Tangled Webs

Sir Walter Scott wrote, "Oh, what a tangled web we weave, when first we practice to deceive." If Scott were still alive, he might well have been describing the state of U.S. diplomacy at the dawn of the Obama era. Admittedly, Obama’s focus on the economy leaves little room for creative thinking in the foreign policy realm, and the slow process of replacing Bush administration appointees has meant that many State Department and senior intelligence positions are not yet staffed with officials who are part of the new regime. Administration sources report that there is a large bureaucratic gap between the cabinet-level officials and their immediate staffs and the second- and third-level officials who normally develop and implement policy.

Intelligence analysts are increasingly nervous about the stop-and-go, multidirectional course of U.S. diplomacy in the broad arc of Middle Eastern and Central Asian countries running from Istanbul to Kabul. The Obama administration appears to be interested in rapidly engaging in an updated version of "The Great Game" played in the 19th century in central Asia between Russia and Great Britain, pursuing a wide-ranging divide-and-control solution to the region’s many political ailments. While it is a great leap forward to see the United States thinking strategically, something that was recommended by Adm.
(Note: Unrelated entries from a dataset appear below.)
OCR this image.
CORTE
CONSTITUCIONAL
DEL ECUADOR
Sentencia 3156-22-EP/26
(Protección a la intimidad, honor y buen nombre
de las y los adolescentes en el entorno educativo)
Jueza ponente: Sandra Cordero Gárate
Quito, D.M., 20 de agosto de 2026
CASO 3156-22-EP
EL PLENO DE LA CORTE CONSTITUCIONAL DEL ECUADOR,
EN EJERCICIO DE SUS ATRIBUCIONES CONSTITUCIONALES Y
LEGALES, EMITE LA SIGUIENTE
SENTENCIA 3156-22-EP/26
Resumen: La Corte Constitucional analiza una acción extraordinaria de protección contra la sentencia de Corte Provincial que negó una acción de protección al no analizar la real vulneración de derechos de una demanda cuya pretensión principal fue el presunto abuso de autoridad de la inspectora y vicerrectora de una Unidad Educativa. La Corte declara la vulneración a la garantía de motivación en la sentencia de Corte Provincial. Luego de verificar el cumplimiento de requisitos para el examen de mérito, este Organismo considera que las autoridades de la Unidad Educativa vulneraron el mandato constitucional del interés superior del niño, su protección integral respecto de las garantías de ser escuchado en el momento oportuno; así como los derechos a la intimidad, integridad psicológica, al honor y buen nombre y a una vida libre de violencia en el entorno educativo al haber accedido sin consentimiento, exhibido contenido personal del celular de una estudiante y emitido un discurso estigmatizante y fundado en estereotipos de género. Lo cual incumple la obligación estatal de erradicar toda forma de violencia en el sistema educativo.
William Fallon before he was defenestrated by the Bush administration, the concern is that too much "broad thinking" results in a formulaic response that blurs many of the real issues that have to be addressed with maximum flexibility. Détente with Iran, for example, could end the threat of a new major confrontation and help stabilize Afghanistan, but it also increases insecurity for the United Arab Emirates, Kuwait, and Saudi Arabia, so a collective security arrangement will really amount to a complicated series of tradeoffs. Also, Obama must recognize the centrality of the Israeli-Palestinian conflict as it impacts on every other country in the region and spills over to the broader Muslim world. Comments by Secretary of State Hillary Clinton would suggest that while Obama is willing to prod the Israelis on issues such as the settlements, he is not yet prepared to engage them in a serious and sustained fashion.

One senior analyst has expressed concern that the Obamas are still not seeing the forest for the trees and are attempting to divide troubled parts of the world into "bite-sized pieces" to make them easier to digest, seeking ad hoc solutions that ultimately will fail because they are at best only temporary in nature. But it is also necessary to concede that there have been several positive developments, all more or less in line with Obama’s promise to open up lines of communication with adversaries. It appears that this is part of a broader strategy to use stick-and-carrot approaches to create and exploit divisions among opponents of U.S. policies. While it is reasonable to assume that it might be easier to deal with Syria if it can be isolated and not part of a much larger problem called Syria-Iran-Hezbollah-Hamas, the fault lines that must be exploited to bring about such a development are not clearly defined, and the ties that bind the players are often subtle, including ethnic and religious links that go back centuries.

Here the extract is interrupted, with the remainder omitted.